Comment author: occlude 01 January 2012 09:55:29PM 4 points [-]

I won't argue that newborns are people, because I have the same problem defining person that you seem to have. But until I can come up with a cogent reduction distilling person to some quality or combination of qualities that actually exist -- some state of a region of the universe -- then it seems prudent to err on the side of caution.

Comment author: Bakkot 01 January 2012 10:09:13PM *  3 points [-]

Agreed, but ten months seems to be erring pretty hard on the side of caution to me - dolphins seem far more like people than ten month old babies, but I don't think killing a dolphin should be treated as the same crime as killing a (eta adult) human.

Comment author: TheOtherDave 01 January 2012 09:25:04PM 3 points [-]

Well, one relatively simple question that might help clarify some things: do I remain a person when I'm asleep?

Comment author: Bakkot 01 January 2012 09:36:09PM 2 points [-]

Yes - even while sleeping, your brain contains all the structure and information necessary for personhood, as is easily empirically demonstrated by waking you up.

Comment author: TheOtherDave 01 January 2012 09:43:52PM 3 points [-]

Cool.

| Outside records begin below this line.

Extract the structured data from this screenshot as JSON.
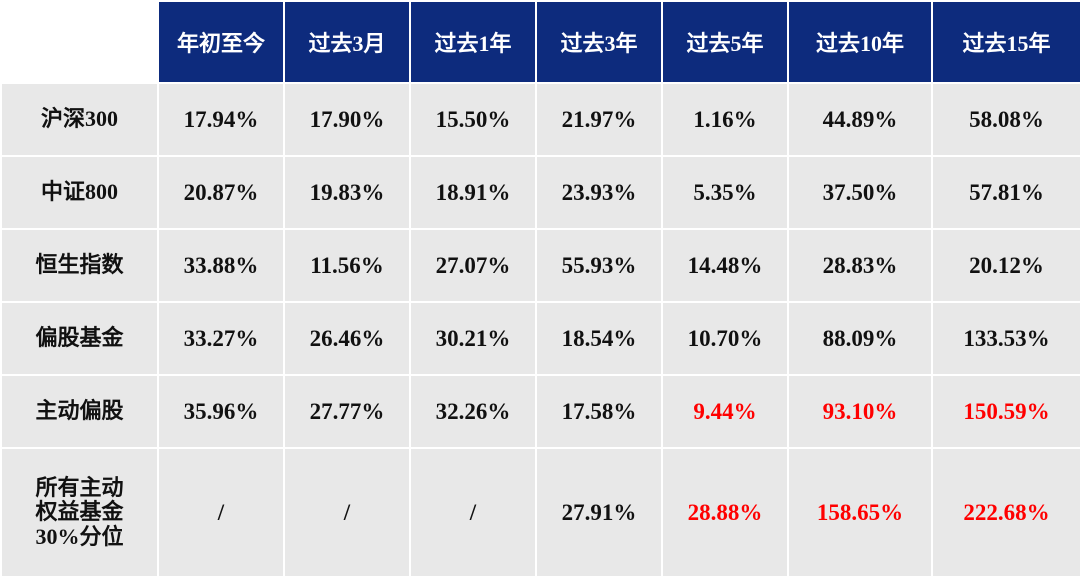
{
  "table": {
    "columns": [
      "年初至今",
      "过去3月",
      "过去1年",
      "过去3年",
      "过去5年",
      "过去10年",
      "过去15年"
    ],
    "rows": [
      {
        "label": "沪深300",
        "cells": [
          "17.94%",
          "17.90%",
          "15.50%",
          "21.97%",
          "1.16%",
          "44.89%",
          "58.08%"
        ]
      },
      {
        "label": "中证800",
        "cells": [
          "20.87%",
          "19.83%",
          "18.91%",
          "23.93%",
          "5.35%",
          "37.50%",
          "57.81%"
        ]
      },
      {
        "label": "恒生指数",
        "cells": [
          "33.88%",
          "11.56%",
          "27.07%",
          "55.93%",
          "14.48%",
          "28.83%",
          "20.12%"
        ]
      },
      {
        "label": "偏股基金",
        "cells": [
          "33.27%",
          "26.46%",
          "30.21%",
          "18.54%",
          "10.70%",
          "88.09%",
          "133.53%"
        ]
      },
      {
        "label": "主动偏股",
        "cells": [
          "35.96%",
          "27.77%",
          "32.26%",
          "17.58%",
          "9.44%",
          "93.10%",
          "150.59%"
        ]
      },
      {
        "label": "所有主动\n权益基金\n30%分位",
        "cells": [
          "/",
          "/",
          "/",
          "27.91%",
          "28.88%",
          "158.65%",
          "222.68%"
        ]
      }
    ]
  }
}
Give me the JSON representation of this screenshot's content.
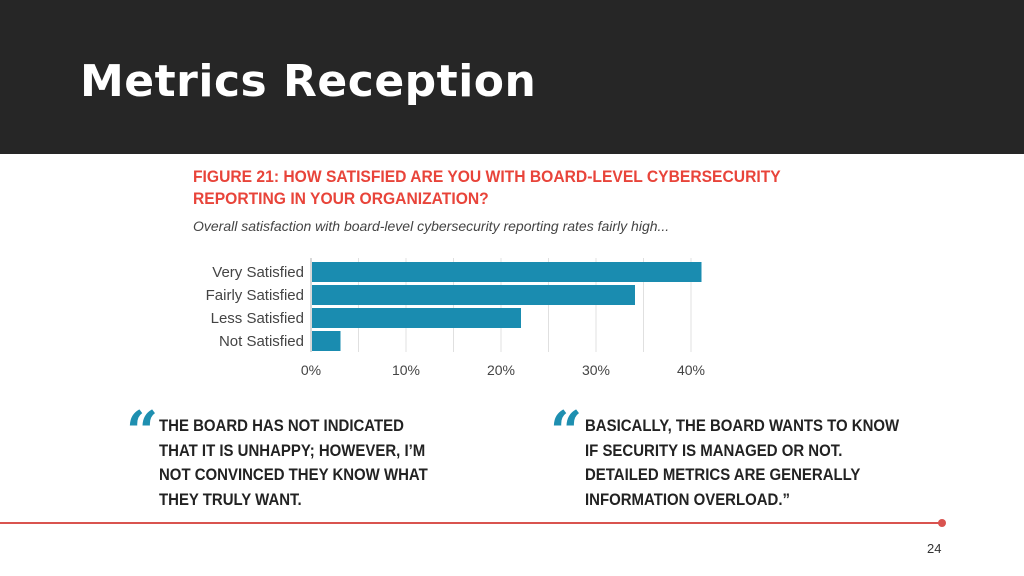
{
  "slide": {
    "title": "Metrics Reception",
    "page_number": "24"
  },
  "figure": {
    "title": "FIGURE 21: HOW SATISFIED ARE YOU WITH BOARD-LEVEL CYBERSECURITY REPORTING IN YOUR ORGANIZATION?",
    "subtitle": "Overall satisfaction with board-level cybersecurity reporting rates fairly high..."
  },
  "chart_data": {
    "type": "bar",
    "orientation": "horizontal",
    "categories": [
      "Very Satisfied",
      "Fairly Satisfied",
      "Less Satisfied",
      "Not Satisfied"
    ],
    "values": [
      41,
      34,
      22,
      3
    ],
    "xlim": [
      0,
      40
    ],
    "xticks": [
      "0%",
      "10%",
      "20%",
      "30%",
      "40%"
    ],
    "grid": true,
    "bar_color": "#1a8cb0",
    "grid_color": "#e0e0e0"
  },
  "quotes": [
    {
      "mark": "“",
      "text": "THE BOARD HAS NOT INDICATED THAT IT IS UNHAPPY; HOWEVER, I’M NOT CONVINCED THEY KNOW WHAT THEY TRULY WANT."
    },
    {
      "mark": "“",
      "text": "BASICALLY, THE BOARD WANTS TO KNOW IF SECURITY IS MANAGED OR NOT. DETAILED METRICS ARE GENERALLY INFORMATION OVERLOAD.”"
    }
  ],
  "colors": {
    "header_bg": "#262626",
    "accent_red": "#e8443a",
    "quote_blue": "#1e8fb0",
    "divider": "#d9534f"
  }
}
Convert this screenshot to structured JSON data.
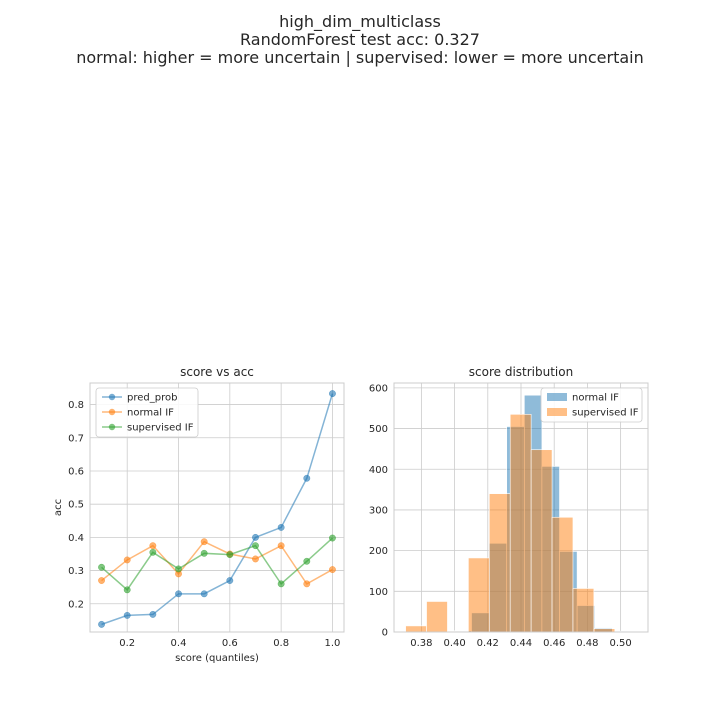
{
  "figure": {
    "title_lines": [
      "high_dim_multiclass",
      "RandomForest test acc: 0.327",
      "normal: higher = more uncertain | supervised: lower = more uncertain"
    ]
  },
  "colors": {
    "blue": "#1f77b4",
    "orange": "#ff7f0e",
    "green": "#2ca02c",
    "grid": "#cccccc",
    "axes_edge": "#cccccc",
    "text": "#262626"
  },
  "chart_data": [
    {
      "type": "line",
      "title": "score vs acc",
      "xlabel": "score (quantiles)",
      "ylabel": "acc",
      "xlim": [
        0.055,
        1.045
      ],
      "ylim": [
        0.115,
        0.865
      ],
      "xticks": [
        "0.2",
        "0.4",
        "0.6",
        "0.8",
        "1.0"
      ],
      "yticks": [
        "0.2",
        "0.3",
        "0.4",
        "0.5",
        "0.6",
        "0.7",
        "0.8"
      ],
      "grid": true,
      "legend_position": "upper left",
      "x": [
        0.1,
        0.2,
        0.3,
        0.4,
        0.5,
        0.6,
        0.7,
        0.8,
        0.9,
        1.0
      ],
      "series": [
        {
          "name": "pred_prob",
          "color": "#1f77b4",
          "values": [
            0.138,
            0.165,
            0.168,
            0.23,
            0.23,
            0.27,
            0.4,
            0.43,
            0.578,
            0.833
          ]
        },
        {
          "name": "normal IF",
          "color": "#ff7f0e",
          "values": [
            0.27,
            0.332,
            0.375,
            0.29,
            0.387,
            0.35,
            0.335,
            0.375,
            0.26,
            0.303
          ]
        },
        {
          "name": "supervised IF",
          "color": "#2ca02c",
          "values": [
            0.31,
            0.242,
            0.355,
            0.305,
            0.352,
            0.348,
            0.375,
            0.26,
            0.328,
            0.398
          ]
        }
      ]
    },
    {
      "type": "histogram",
      "title": "score distribution",
      "xlabel": "",
      "ylabel": "",
      "xlim": [
        0.3635,
        0.5165
      ],
      "ylim": [
        0,
        612
      ],
      "xticks": [
        "0.38",
        "0.40",
        "0.42",
        "0.44",
        "0.46",
        "0.48",
        "0.50"
      ],
      "yticks": [
        "0",
        "100",
        "200",
        "300",
        "400",
        "500",
        "600"
      ],
      "grid": true,
      "legend_position": "upper right",
      "series": [
        {
          "name": "normal IF",
          "color": "#1f77b4",
          "bins": [
            {
              "x0": 0.3996,
              "x1": 0.4102,
              "count": 3
            },
            {
              "x0": 0.4102,
              "x1": 0.4208,
              "count": 47
            },
            {
              "x0": 0.4208,
              "x1": 0.4314,
              "count": 218
            },
            {
              "x0": 0.4314,
              "x1": 0.442,
              "count": 505
            },
            {
              "x0": 0.442,
              "x1": 0.4526,
              "count": 582
            },
            {
              "x0": 0.4526,
              "x1": 0.4632,
              "count": 407
            },
            {
              "x0": 0.4632,
              "x1": 0.4738,
              "count": 198
            },
            {
              "x0": 0.4738,
              "x1": 0.4844,
              "count": 65
            },
            {
              "x0": 0.4844,
              "x1": 0.495,
              "count": 10
            },
            {
              "x0": 0.495,
              "x1": 0.5056,
              "count": 2
            }
          ]
        },
        {
          "name": "supervised IF",
          "color": "#ff7f0e",
          "bins": [
            {
              "x0": 0.3705,
              "x1": 0.3831,
              "count": 15
            },
            {
              "x0": 0.3831,
              "x1": 0.3957,
              "count": 75
            },
            {
              "x0": 0.3957,
              "x1": 0.4083,
              "count": 2
            },
            {
              "x0": 0.4083,
              "x1": 0.4209,
              "count": 182
            },
            {
              "x0": 0.4209,
              "x1": 0.4335,
              "count": 340
            },
            {
              "x0": 0.4335,
              "x1": 0.4461,
              "count": 535
            },
            {
              "x0": 0.4461,
              "x1": 0.4587,
              "count": 448
            },
            {
              "x0": 0.4587,
              "x1": 0.4713,
              "count": 282
            },
            {
              "x0": 0.4713,
              "x1": 0.4839,
              "count": 107
            },
            {
              "x0": 0.4839,
              "x1": 0.4965,
              "count": 8
            }
          ]
        }
      ]
    }
  ]
}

Would I still be a person while in a coma that I will naturally come out of in five years but not before? (I recognize that no observer could know that this was the case, I'm just asking whether in fact I would be, if it were. Put another way: after I woke up, would we conclude that I'd been a person all along?)

Comment author: Bakkot 01 January 2012 09:53:41PM 3 points [-]

Obviously this is a difficult question. I'd say you're very nearly a person while in a coma, because with very minor modifications to your brain you could have returned to being a person.

Comment author: TheOtherDave 01 January 2012 09:56:28PM 0 points [-]

OK, cool... that clarifies matters. Thanks.